What is a misconception about the Y-Chromosome? It is classically defined
as acrocentric, but it isn’t because it has little/no satellite DNA.
What are the results of non-disjunction in Meiosis 1? Two trisomies, two
monosomies.
What are the results of non-disjunction in Meiosis 2? One trisomy, one
monosomy, two normal.
When does non-disjunction most often occur? Maternal Meiosis I.
Turner Syndrome – 45X. Short, puffy feet, excess nuchal skin, ovarian stroma
devoid of germ cells, infertility.
Klinefelter Syndrome – 47 XXY. Male with female secondary sex
characteristics (female pubic hair, breast development, hypogonadism).
Triple X Syndrome – 47XXX
47XXY – Tall stature
What is the formula for barr body number? One only X chromosome is
active. Barr bodies = n-1.
Reciprocal Translocations – sections of the arms translocate (does not
involve centromere) can result in normal gametes, balanced carriers, or
trisomy and monosomy.
Robertsonian Translocation – Exchange in short arms (Satellites) of satellite
DNA. Satellites are lost and there are two centromeres on one chromosome.

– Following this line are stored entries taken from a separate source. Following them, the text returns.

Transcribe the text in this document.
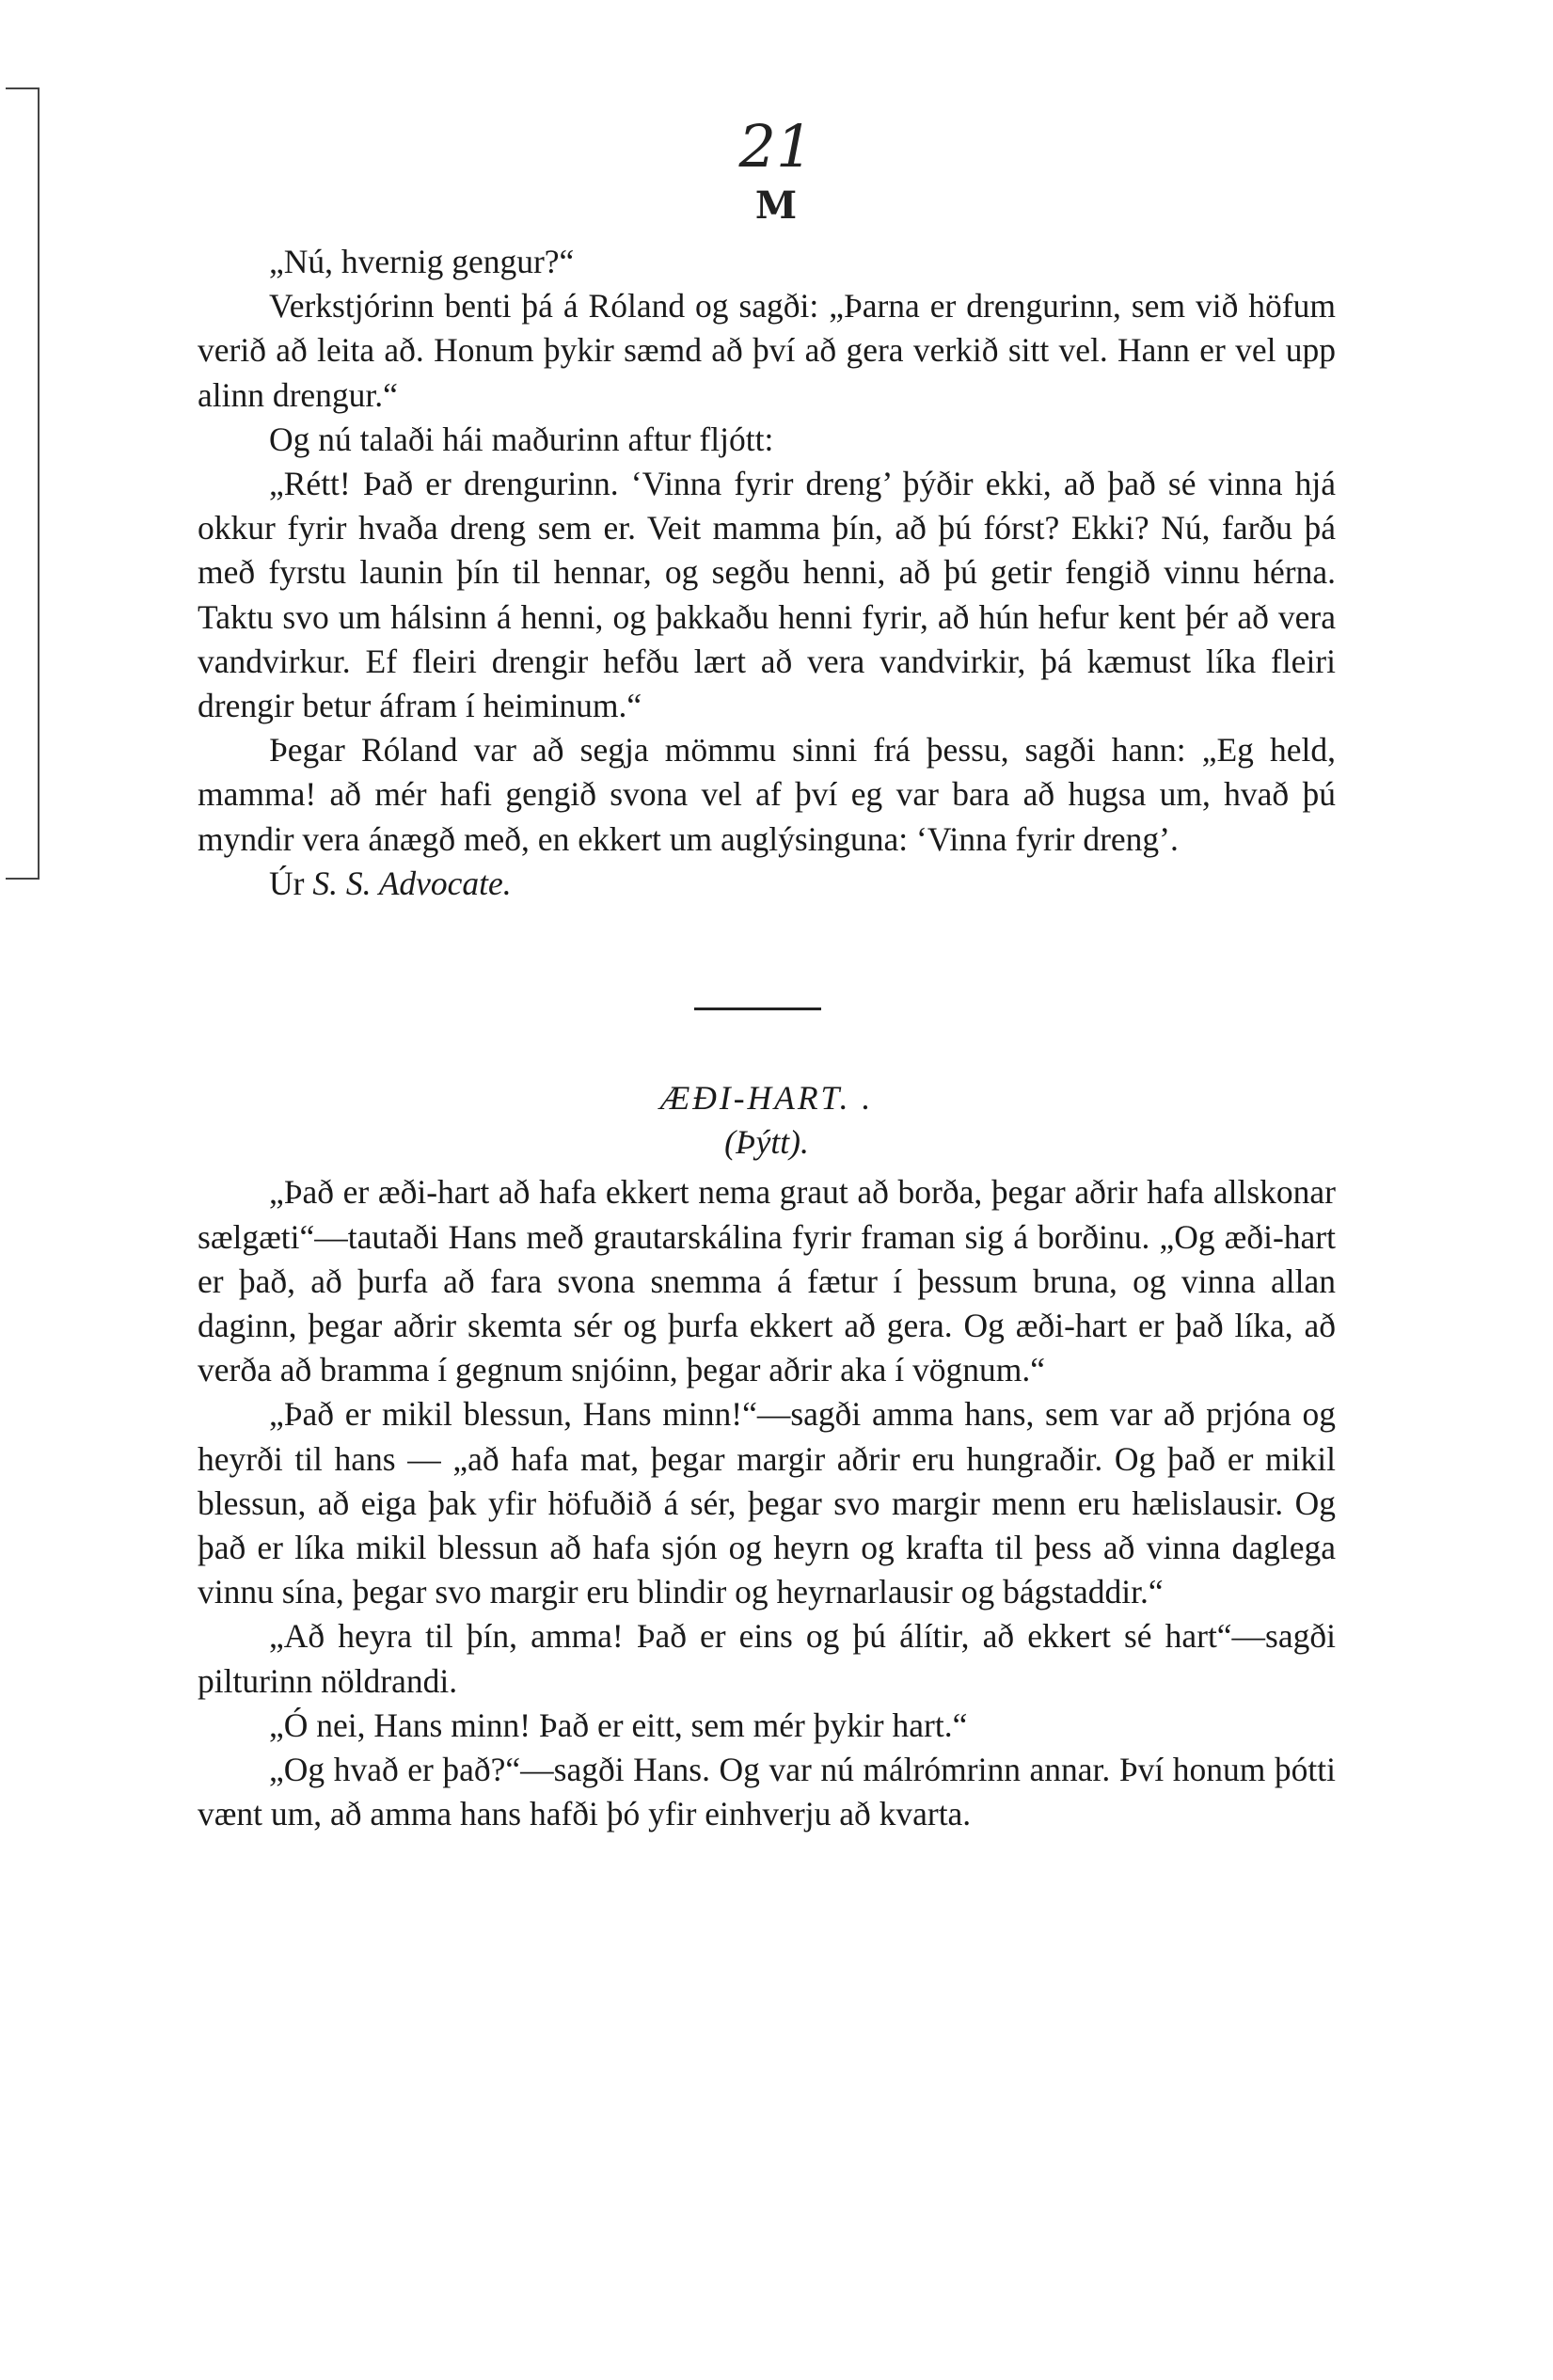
21
M

„Nú, hvernig gengur?“

Verkstjórinn benti þá á Róland og sagði: „Þarna er drengurinn, sem við höfum verið að leita að. Honum þykir sæmd að því að gera verkið sitt vel. Hann er vel upp alinn drengur.“

Og nú talaði hái maðurinn aftur fljótt:

„Rétt! Það er drengurinn. ‘Vinna fyrir dreng’ þýðir ekki, að það sé vinna hjá okkur fyrir hvaða dreng sem er. Veit mamma þín, að þú fórst? Ekki? Nú, farðu þá með fyrstu launin þín til hennar, og segðu henni, að þú getir fengið vinnu hérna. Taktu svo um hálsinn á henni, og þakkaðu henni fyrir, að hún hefur kent þér að vera vandvirkur. Ef fleiri drengir hefðu lært að vera vandvirkir, þá kæmust líka fleiri drengir betur áfram í heiminum.“

Þegar Róland var að segja mömmu sinni frá þessu, sagði hann: „Eg held, mamma! að mér hafi gengið svona vel af því eg var bara að hugsa um, hvað þú myndir vera ánægð með, en ekkert um auglýsinguna: ‘Vinna fyrir dreng’.

Úr S. S. Advocate.

ÆÐI-HART. .
(Þýtt).

„Það er æði-hart að hafa ekkert nema graut að borða, þegar aðrir hafa allskonar sælgæti“—tautaði Hans með grautarskálina fyrir framan sig á borðinu. „Og æði-hart er það, að þurfa að fara svona snemma á fætur í þessum bruna, og vinna allan daginn, þegar aðrir skemta sér og þurfa ekkert að gera. Og æði-hart er það líka, að verða að bramma í gegnum snjóinn, þegar aðrir aka í vögnum.“

„Það er mikil blessun, Hans minn!“—sagði amma hans, sem var að prjóna og heyrði til hans — „að hafa mat, þegar margir aðrir eru hungraðir. Og það er mikil blessun, að eiga þak yfir höfuðið á sér, þegar svo margir menn eru hælislausir. Og það er líka mikil blessun að hafa sjón og heyrn og krafta til þess að vinna daglega vinnu sína, þegar svo margir eru blindir og heyrnarlausir og bágstaddir.“

„Að heyra til þín, amma! Það er eins og þú álítir, að ekkert sé hart“—sagði pilturinn nöldrandi.

„Ó nei, Hans minn! Það er eitt, sem mér þykir hart.“

„Og hvað er það?“—sagði Hans. Og var nú málrómrinn annar. Því honum þótti vænt um, að amma hans hafði þó yfir einhverju að kvarta.
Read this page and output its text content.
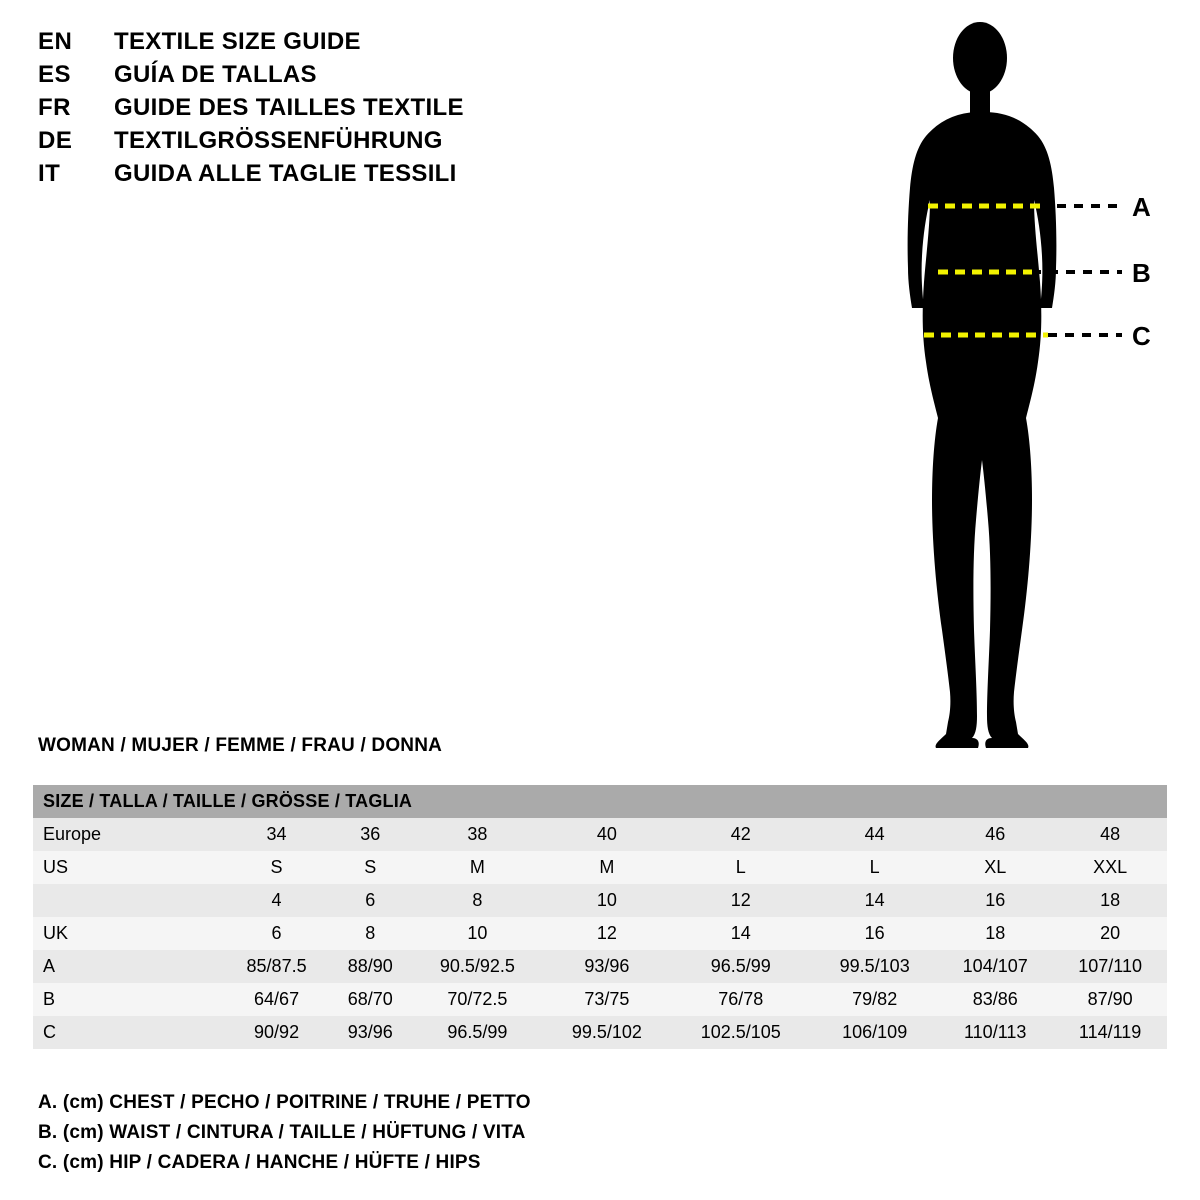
EN	TEXTILE SIZE GUIDE
ES	GUÍA DE TALLAS
FR	GUIDE DES TAILLES TEXTILE
DE	TEXTILGRÖSSENFÜHRUNG
IT	GUIDA ALLE TAGLIE TESSILI
A
B
C
WOMAN / MUJER / FEMME / FRAU / DONNA
SIZE / TALLA / TAILLE / GRÖSSE / TAGLIA								
Europe	34	36	38	40	42	44	46	48
US	S	S	M	M	L	L	XL	XXL
	4	6	8	10	12	14	16	18
UK	6	8	10	12	14	16	18	20
A	85/87.5	88/90	90.5/92.5	93/96	96.5/99	99.5/103	104/107	107/110
B	64/67	68/70	70/72.5	73/75	76/78	79/82	83/86	87/90
C	90/92	93/96	96.5/99	99.5/102	102.5/105	106/109	110/113	114/119
A. (cm) CHEST / PECHO / POITRINE / TRUHE / PETTO
B. (cm) WAIST / CINTURA / TAILLE / HÜFTUNG / VITA
C. (cm) HIP / CADERA / HANCHE / HÜFTE / HIPS
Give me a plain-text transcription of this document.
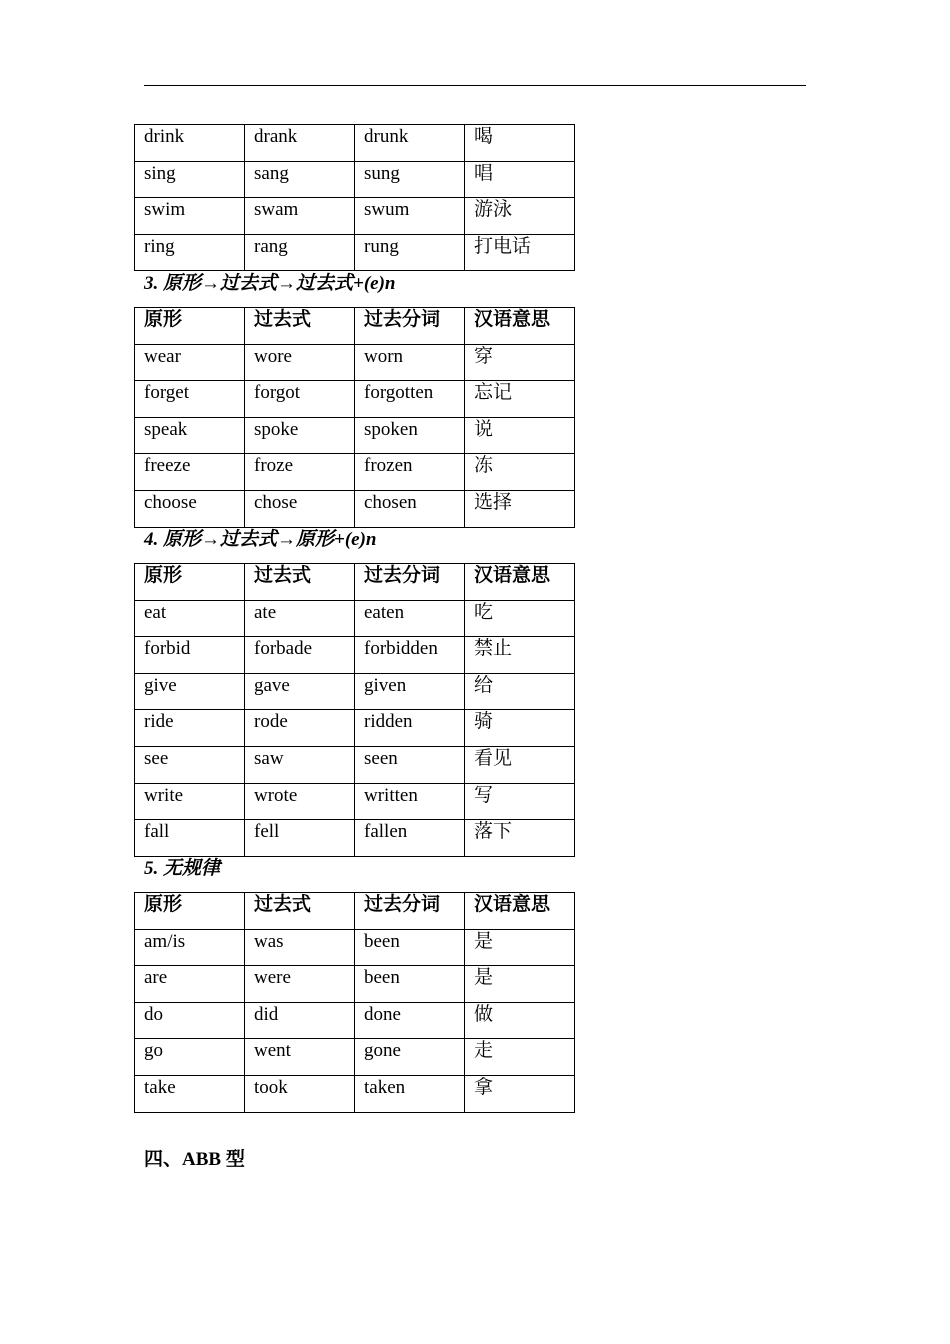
drink	drank	drunk	喝
sing	sang	sung	唱
swim	swam	swum	游泳
ring	rang	rung	打电话
3. 原形→过去式→过去式+(e)n
原形	过去式	过去分词	汉语意思
wear	wore	worn	穿
forget	forgot	forgotten	忘记
speak	spoke	spoken	说
freeze	froze	frozen	冻
choose	chose	chosen	选择
4. 原形→过去式→原形+(e)n
原形	过去式	过去分词	汉语意思
eat	ate	eaten	吃
forbid	forbade	forbidden	禁止
give	gave	given	给
ride	rode	ridden	骑
see	saw	seen	看见
write	wrote	written	写
fall	fell	fallen	落下
5. 无规律
原形	过去式	过去分词	汉语意思
am/is	was	been	是
are	were	been	是
do	did	done	做
go	went	gone	走
take	took	taken	拿
四、ABB 型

o Adjacent Meiosis – leads to unbalanced translocation
o Alternate Meiosis – leads to balanced translocation
Pericentric Inversion – Chromosome breaks on both sides of the centromere.
Can result in a ring chromosome.
Paracentric Inversation – Chromosome breaks on one side of the centromere
Wolf-Hirschhorn Syndome – 4p deletion.
Cri du Chat Syndrome – 5p deletion. Cat-like cry, mental deficiency.